Bob Kagle hasn’t been this busy since 1999. In the past three months the Benchmark Capital general partner has led investments in no less than four Internet companies, including an online service that connects attorneys with corporate clients and a Web-based marketplace where you can ship everything from a piano to a horse. And Kagle is just getting warmed up. “I’m looking at four more Internet deals that I just love,” he says giddily. “It’s getting hard to restrain myself, so I think I’ll just have to do them all.”

During the post-bubble years there were only about “four or five firms doing Internet investing consistently,” Kagle says. “Now there are many more. This means rising valuations, shorter periods of due diligence and greater competition for executives. No doubt, we are back at the beginning of those things.”

While Kagle and other VCs actively doing dot-com deals agree that that the sector is heating up, market researchers say they aren’t yet seeing a spike in their numbers. For example, Internet deal volume declined last year and was also down in the first quarter of this year. Still, it’s hard not to conclude that the Internet is hot once again when so many big name firms are jumping into the fray. Here’s a sample of the recent action: Sequoia Capital put $15 million into shoe e-tailer Zappos.com (following its $20 million investment eight months earlier);

Kleiner Perkins Caufield & Byers and Oak Investment Partners co-led a $26 million Series A in online ticket service RazorGator; Morgenthaler Ventures and Venrock Associates teamed on a $5.2 million Series A for online photo marketplace Digital Railroad; and 3i Group and BV Capital invested an undisclosed amount in a Series A for online DVD swapping service PeerFlix.

If that’s not enough, the founders of online payment service PayPal in July launched a $50 million fund focused entirely on-you guessed it-consumer Internet deals.

It may feel like 1999, but Internet investors say it really is different this time around.
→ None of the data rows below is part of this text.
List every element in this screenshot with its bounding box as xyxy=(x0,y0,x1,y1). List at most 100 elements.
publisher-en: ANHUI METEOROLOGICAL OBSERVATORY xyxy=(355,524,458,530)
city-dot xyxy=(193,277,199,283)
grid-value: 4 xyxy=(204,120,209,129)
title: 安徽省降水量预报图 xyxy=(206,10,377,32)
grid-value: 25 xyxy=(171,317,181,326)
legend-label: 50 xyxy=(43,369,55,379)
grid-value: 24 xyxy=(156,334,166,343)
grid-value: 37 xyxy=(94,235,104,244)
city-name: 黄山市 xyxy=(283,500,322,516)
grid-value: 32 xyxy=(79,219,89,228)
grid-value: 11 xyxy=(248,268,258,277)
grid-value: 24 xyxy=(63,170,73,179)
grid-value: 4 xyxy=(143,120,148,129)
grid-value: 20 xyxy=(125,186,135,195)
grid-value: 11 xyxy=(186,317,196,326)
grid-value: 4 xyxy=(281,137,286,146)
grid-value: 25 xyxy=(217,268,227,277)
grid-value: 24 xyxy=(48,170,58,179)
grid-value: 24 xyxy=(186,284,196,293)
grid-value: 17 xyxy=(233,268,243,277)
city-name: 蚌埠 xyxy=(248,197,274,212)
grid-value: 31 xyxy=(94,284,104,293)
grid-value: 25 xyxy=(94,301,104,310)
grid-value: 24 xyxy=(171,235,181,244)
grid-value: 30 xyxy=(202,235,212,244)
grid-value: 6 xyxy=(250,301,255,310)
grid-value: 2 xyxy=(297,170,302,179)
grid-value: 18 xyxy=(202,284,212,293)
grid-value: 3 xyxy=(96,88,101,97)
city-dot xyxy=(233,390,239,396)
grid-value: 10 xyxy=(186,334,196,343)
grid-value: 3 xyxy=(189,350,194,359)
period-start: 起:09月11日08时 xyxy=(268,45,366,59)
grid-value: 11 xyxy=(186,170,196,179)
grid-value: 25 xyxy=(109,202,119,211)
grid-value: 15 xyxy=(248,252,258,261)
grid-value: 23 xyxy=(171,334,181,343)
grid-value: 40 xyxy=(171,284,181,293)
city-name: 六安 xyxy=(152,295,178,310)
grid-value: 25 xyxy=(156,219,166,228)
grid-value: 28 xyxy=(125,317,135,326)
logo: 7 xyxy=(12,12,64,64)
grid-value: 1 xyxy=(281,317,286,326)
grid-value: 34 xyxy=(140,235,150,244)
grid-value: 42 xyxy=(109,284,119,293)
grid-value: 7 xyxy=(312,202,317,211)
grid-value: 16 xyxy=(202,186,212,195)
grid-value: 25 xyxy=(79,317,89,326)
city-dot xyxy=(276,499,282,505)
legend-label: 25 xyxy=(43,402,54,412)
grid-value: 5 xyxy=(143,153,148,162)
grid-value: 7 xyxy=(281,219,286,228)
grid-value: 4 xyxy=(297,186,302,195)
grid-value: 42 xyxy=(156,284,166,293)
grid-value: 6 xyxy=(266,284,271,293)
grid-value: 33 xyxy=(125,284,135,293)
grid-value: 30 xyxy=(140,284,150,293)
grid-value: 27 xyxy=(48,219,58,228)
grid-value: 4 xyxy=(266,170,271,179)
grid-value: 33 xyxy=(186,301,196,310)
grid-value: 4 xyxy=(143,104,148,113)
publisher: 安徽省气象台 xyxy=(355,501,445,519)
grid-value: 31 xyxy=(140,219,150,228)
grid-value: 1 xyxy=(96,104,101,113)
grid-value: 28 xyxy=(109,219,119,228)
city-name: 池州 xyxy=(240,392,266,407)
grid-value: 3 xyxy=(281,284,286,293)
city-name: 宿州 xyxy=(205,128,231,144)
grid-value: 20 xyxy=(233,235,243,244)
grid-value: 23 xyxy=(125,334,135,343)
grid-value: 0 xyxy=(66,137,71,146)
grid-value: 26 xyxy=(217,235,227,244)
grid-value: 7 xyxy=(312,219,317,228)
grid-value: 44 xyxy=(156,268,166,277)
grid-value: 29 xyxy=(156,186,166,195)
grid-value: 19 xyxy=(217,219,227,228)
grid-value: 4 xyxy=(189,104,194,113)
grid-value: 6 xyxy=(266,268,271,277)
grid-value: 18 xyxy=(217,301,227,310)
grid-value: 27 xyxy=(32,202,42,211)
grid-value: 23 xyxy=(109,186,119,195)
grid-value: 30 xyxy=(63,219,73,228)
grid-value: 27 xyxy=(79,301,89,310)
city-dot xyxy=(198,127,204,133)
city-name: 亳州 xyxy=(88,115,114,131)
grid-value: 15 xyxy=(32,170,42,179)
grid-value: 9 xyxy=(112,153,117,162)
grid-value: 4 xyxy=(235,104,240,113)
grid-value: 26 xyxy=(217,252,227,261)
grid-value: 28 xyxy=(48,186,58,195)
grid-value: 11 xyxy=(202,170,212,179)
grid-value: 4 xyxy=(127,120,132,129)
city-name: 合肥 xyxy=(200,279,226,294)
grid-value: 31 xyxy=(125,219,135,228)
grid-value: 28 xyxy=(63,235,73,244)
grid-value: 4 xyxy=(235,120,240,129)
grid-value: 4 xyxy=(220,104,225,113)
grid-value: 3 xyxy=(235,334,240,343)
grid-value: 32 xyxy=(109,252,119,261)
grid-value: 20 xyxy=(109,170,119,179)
Back in the 1990s consumers were experiencing the Internet for the very first time. They had clunky dial-up connections, were terrified of giving their credit card numbers to Web merchants and they didn’t have good tools to find exactly what they wanted.

Now more than half of all U.S. Internet users have high-speed connections. The Web is tightly woven into the fabric of their lives. If stuck on a desert island, more Americans would prefer to have the Internet rather than their TV, according to one recent survey. “It’s not so much that VCs wasted $100 billion,” says Allen Morgan, a managing director at Mayfield. “It’s more that we inadvertently financed a mass education program for consumers. Most of these early Internet firms may have failed, but they got people used to the idea that you can do lots and lots of stuff on the Web.”
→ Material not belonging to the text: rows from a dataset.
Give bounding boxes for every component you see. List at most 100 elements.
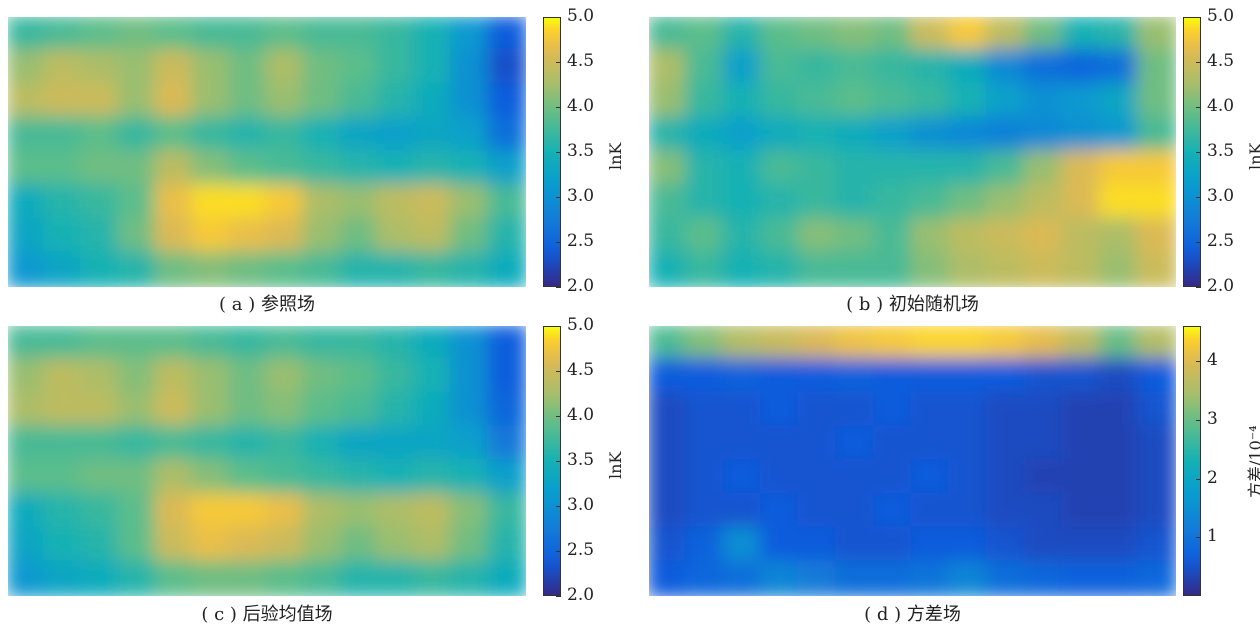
heatmap-cell xyxy=(948,459,990,497)
heatmap-cell xyxy=(487,183,526,222)
heatmap-cell xyxy=(450,326,491,362)
heatmap-cell xyxy=(1098,82,1141,121)
heatmap-cell xyxy=(1098,150,1141,188)
heatmap-cell xyxy=(1023,82,1065,121)
heatmap-cell xyxy=(487,48,526,87)
heatmap-cell xyxy=(228,391,269,430)
heatmap-d xyxy=(649,326,1176,596)
heatmap-cell xyxy=(487,326,526,362)
heatmap-cell xyxy=(1023,326,1065,362)
heatmap-cell xyxy=(413,251,454,287)
heatmap-cell xyxy=(872,82,915,121)
heatmap-cell xyxy=(43,357,84,396)
heatmap-cell xyxy=(1098,116,1141,155)
colorbar-tick-label: 2.0 xyxy=(567,276,595,296)
heatmap-cell xyxy=(487,526,526,565)
heatmap-cell xyxy=(948,150,990,188)
heatmap-cell xyxy=(1136,492,1176,531)
heatmap-cell xyxy=(985,425,1028,464)
heatmap-cell xyxy=(80,17,121,53)
heatmap-cell xyxy=(722,217,764,256)
heatmap-cell xyxy=(228,526,269,565)
heatmap-cell xyxy=(910,326,953,362)
heatmap-cell xyxy=(759,217,802,256)
heatmap-cell xyxy=(80,150,121,188)
colorbar-tick-label: 5.0 xyxy=(1207,6,1235,26)
colorbar-tick-label: 4.5 xyxy=(1207,51,1235,71)
heatmap-cell xyxy=(948,17,990,53)
heatmap-cell xyxy=(339,560,380,596)
heatmap-cell xyxy=(302,82,343,121)
heatmap-cell xyxy=(8,150,47,188)
heatmap-cell xyxy=(339,183,380,222)
heatmap-cell xyxy=(1136,526,1176,565)
heatmap-cell xyxy=(835,82,877,121)
heatmap-cell xyxy=(191,560,232,596)
heatmap-cell xyxy=(191,492,232,531)
heatmap-cell xyxy=(117,82,158,121)
heatmap-cell xyxy=(948,425,990,464)
heatmap-cell xyxy=(154,326,195,362)
heatmap-cell xyxy=(80,492,121,531)
heatmap-cell xyxy=(1023,526,1065,565)
heatmap-cell xyxy=(339,17,380,53)
heatmap-cell xyxy=(910,82,953,121)
heatmap-cell xyxy=(376,326,417,362)
heatmap-cell xyxy=(722,116,764,155)
heatmap-cell xyxy=(8,492,47,531)
heatmap-cell xyxy=(265,425,306,464)
heatmap-cell xyxy=(649,82,689,121)
heatmap-cell xyxy=(649,492,689,531)
heatmap-cell xyxy=(154,17,195,53)
heatmap-cell xyxy=(154,48,195,87)
heatmap-cell xyxy=(759,251,802,287)
colorbar-tick-mark xyxy=(556,506,561,507)
heatmap-cell xyxy=(684,17,727,53)
heatmap-cell xyxy=(265,116,306,155)
colorbar-tick-mark xyxy=(1196,537,1201,539)
heatmap-cell xyxy=(450,492,491,531)
heatmap-cell xyxy=(191,357,232,396)
heatmap-cell xyxy=(228,183,269,222)
heatmap-cell xyxy=(302,217,343,256)
heatmap-cell xyxy=(191,251,232,287)
colorbar-tick-mark xyxy=(1196,197,1201,198)
heatmap-cell xyxy=(43,251,84,287)
heatmap-cell xyxy=(413,526,454,565)
heatmap-cell xyxy=(797,17,840,53)
colorbar-d xyxy=(1183,326,1201,596)
heatmap-cell xyxy=(117,48,158,87)
heatmap-cell xyxy=(872,116,915,155)
heatmap-cell xyxy=(1061,326,1103,362)
heatmap-cell xyxy=(1061,48,1103,87)
heatmap-cell xyxy=(759,492,802,531)
heatmap-cell xyxy=(797,560,840,596)
heatmap-cell xyxy=(265,251,306,287)
colorbar-tick-mark xyxy=(1196,242,1201,243)
colorbar-tick-mark xyxy=(1196,62,1201,63)
heatmap-cell xyxy=(302,251,343,287)
heatmap-cell xyxy=(117,251,158,287)
heatmap-cell xyxy=(191,82,232,121)
heatmap-cell xyxy=(1061,150,1103,188)
heatmap-cell xyxy=(684,326,727,362)
heatmap-cell xyxy=(1061,425,1103,464)
heatmap-cell xyxy=(154,150,195,188)
heatmap-cell xyxy=(265,82,306,121)
heatmap-cell xyxy=(450,459,491,497)
heatmap-cell xyxy=(376,17,417,53)
heatmap-cell xyxy=(228,357,269,396)
heatmap-cell xyxy=(722,526,764,565)
heatmap-cell xyxy=(450,425,491,464)
heatmap-cell xyxy=(339,82,380,121)
heatmap-cell xyxy=(1023,357,1065,396)
heatmap-cell xyxy=(450,357,491,396)
heatmap-cell xyxy=(413,425,454,464)
heatmap-cell xyxy=(8,391,47,430)
colorbar-tick-label: 3.0 xyxy=(567,186,595,206)
heatmap-cell xyxy=(797,150,840,188)
heatmap-cell xyxy=(759,425,802,464)
heatmap-cell xyxy=(684,251,727,287)
heatmap-cell xyxy=(228,48,269,87)
colorbar-tick-mark xyxy=(1196,478,1201,480)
Today’s Internet startups aren’t the “build it and they will come” pipedreams of 21-year-old entrepreneurs. They have real business models with savvy managers at the helm. They also seem to have real exit opportunities thanks to the established Internet behemoths like Amazon, eBay, Google and Yahoo, all of whom have sizable market capitalizations and are not shy about snapping up innovative startups.
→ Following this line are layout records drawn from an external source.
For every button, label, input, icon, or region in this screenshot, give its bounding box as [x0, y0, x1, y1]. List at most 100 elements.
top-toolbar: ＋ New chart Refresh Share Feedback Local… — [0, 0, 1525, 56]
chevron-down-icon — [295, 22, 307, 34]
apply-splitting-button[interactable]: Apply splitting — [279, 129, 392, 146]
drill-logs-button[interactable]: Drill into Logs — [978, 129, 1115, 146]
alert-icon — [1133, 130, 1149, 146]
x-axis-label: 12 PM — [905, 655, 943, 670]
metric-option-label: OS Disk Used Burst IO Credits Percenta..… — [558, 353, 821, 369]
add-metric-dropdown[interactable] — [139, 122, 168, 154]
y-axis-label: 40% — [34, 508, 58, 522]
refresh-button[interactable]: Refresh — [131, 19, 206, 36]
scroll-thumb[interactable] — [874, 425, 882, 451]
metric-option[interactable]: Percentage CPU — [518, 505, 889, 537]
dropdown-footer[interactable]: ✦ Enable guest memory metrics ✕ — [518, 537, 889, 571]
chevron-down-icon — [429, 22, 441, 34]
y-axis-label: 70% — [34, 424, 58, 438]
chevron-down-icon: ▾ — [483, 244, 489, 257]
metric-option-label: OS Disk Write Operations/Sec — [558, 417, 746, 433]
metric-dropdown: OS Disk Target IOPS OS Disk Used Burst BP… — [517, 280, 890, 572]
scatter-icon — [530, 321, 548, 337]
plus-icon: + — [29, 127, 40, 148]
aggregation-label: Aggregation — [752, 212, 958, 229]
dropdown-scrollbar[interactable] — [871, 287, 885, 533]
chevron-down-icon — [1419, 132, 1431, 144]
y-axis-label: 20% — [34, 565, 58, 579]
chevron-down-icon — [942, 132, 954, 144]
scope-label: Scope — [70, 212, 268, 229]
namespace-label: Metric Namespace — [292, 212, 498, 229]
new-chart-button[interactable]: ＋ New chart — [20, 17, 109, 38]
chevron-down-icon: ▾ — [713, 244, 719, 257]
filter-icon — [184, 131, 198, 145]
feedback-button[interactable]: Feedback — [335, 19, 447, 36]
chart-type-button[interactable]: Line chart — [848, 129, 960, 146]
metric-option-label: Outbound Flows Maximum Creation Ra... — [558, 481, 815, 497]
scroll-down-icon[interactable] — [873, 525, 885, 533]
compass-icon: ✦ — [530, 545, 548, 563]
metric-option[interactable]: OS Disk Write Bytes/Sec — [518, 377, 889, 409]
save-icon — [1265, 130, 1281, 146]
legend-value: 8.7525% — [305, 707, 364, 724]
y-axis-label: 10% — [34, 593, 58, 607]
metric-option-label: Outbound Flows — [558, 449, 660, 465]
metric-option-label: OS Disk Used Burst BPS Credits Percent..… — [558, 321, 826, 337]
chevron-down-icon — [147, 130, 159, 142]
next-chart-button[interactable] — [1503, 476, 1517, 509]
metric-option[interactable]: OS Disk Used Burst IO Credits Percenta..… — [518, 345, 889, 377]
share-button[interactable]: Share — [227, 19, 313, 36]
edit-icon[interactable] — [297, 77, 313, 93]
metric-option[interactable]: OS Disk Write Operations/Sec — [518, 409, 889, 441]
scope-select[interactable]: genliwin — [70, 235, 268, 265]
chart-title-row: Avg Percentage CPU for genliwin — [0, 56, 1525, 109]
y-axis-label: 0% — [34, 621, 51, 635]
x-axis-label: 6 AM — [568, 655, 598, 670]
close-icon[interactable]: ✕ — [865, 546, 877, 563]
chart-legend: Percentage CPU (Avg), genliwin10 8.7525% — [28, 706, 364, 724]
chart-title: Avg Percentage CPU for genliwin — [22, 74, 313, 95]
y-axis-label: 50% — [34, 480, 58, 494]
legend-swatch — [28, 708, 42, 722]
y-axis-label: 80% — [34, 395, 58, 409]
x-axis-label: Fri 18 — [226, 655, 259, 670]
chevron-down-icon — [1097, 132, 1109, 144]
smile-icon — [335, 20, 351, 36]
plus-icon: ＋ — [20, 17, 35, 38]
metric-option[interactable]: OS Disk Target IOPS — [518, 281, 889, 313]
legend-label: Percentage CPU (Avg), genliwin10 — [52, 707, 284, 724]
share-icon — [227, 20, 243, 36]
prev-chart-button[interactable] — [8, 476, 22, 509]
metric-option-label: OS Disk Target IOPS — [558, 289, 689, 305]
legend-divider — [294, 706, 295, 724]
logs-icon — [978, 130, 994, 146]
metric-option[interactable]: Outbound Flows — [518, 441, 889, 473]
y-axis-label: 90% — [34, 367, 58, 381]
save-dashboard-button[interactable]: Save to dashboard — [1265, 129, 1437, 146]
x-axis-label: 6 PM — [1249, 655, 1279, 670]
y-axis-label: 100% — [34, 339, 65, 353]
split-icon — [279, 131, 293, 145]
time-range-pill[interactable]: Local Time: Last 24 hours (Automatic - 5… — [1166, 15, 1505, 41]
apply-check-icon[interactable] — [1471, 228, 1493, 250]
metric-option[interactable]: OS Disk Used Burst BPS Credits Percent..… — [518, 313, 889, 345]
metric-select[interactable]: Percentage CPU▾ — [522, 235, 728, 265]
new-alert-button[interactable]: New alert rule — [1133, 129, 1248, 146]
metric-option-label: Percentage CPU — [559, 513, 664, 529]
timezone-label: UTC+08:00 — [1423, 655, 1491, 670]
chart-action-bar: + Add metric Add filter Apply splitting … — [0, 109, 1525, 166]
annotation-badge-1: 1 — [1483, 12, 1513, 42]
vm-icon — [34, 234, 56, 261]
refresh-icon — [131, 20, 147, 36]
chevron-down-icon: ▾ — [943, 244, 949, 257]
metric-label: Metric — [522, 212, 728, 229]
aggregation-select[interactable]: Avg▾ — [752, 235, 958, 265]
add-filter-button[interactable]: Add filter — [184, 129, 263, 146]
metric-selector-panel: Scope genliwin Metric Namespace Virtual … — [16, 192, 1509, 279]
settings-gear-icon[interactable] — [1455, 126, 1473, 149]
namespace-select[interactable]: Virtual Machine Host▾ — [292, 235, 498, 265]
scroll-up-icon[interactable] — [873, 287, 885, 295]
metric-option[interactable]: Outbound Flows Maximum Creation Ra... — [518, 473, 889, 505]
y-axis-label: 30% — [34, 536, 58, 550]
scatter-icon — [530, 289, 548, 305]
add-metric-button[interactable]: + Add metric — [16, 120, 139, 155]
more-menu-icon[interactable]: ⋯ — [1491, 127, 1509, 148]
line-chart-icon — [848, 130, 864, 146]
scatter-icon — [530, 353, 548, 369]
The mantra of the day is capital efficiency-the notion that you can build a great company from start to finish with only a few million dollars, not a few hundred million. VCs have traded in buzzwords like “eyeballs” and “stickiness” for new, serious-sounding ones like “organic growth” and “community.” More importantly, most second-generation Internet companies aren’t getting funded until they see revenue or even profit.

“The biggest difference this time is that we are out of the land-grab mentality,” says Heidi Roizen, a managing director at Mobius Venture Capital, a firm that had its share of dot-bombs. “These companies no longer require $20 million or $30 million right out of the gate. This is no longer about spending tons of money to attract customers, and then flipping the switch and hoping a million people show up.”

Roizen points to InstoreCard as an example of the kind of Internet company worth funding these days. It’s an online service that allows retailers to manage loyalty-marketing programs with consumers over the Web. It is focused on building its business one customer at a time and making sure users have a great experience before introducing new features and expanding the business.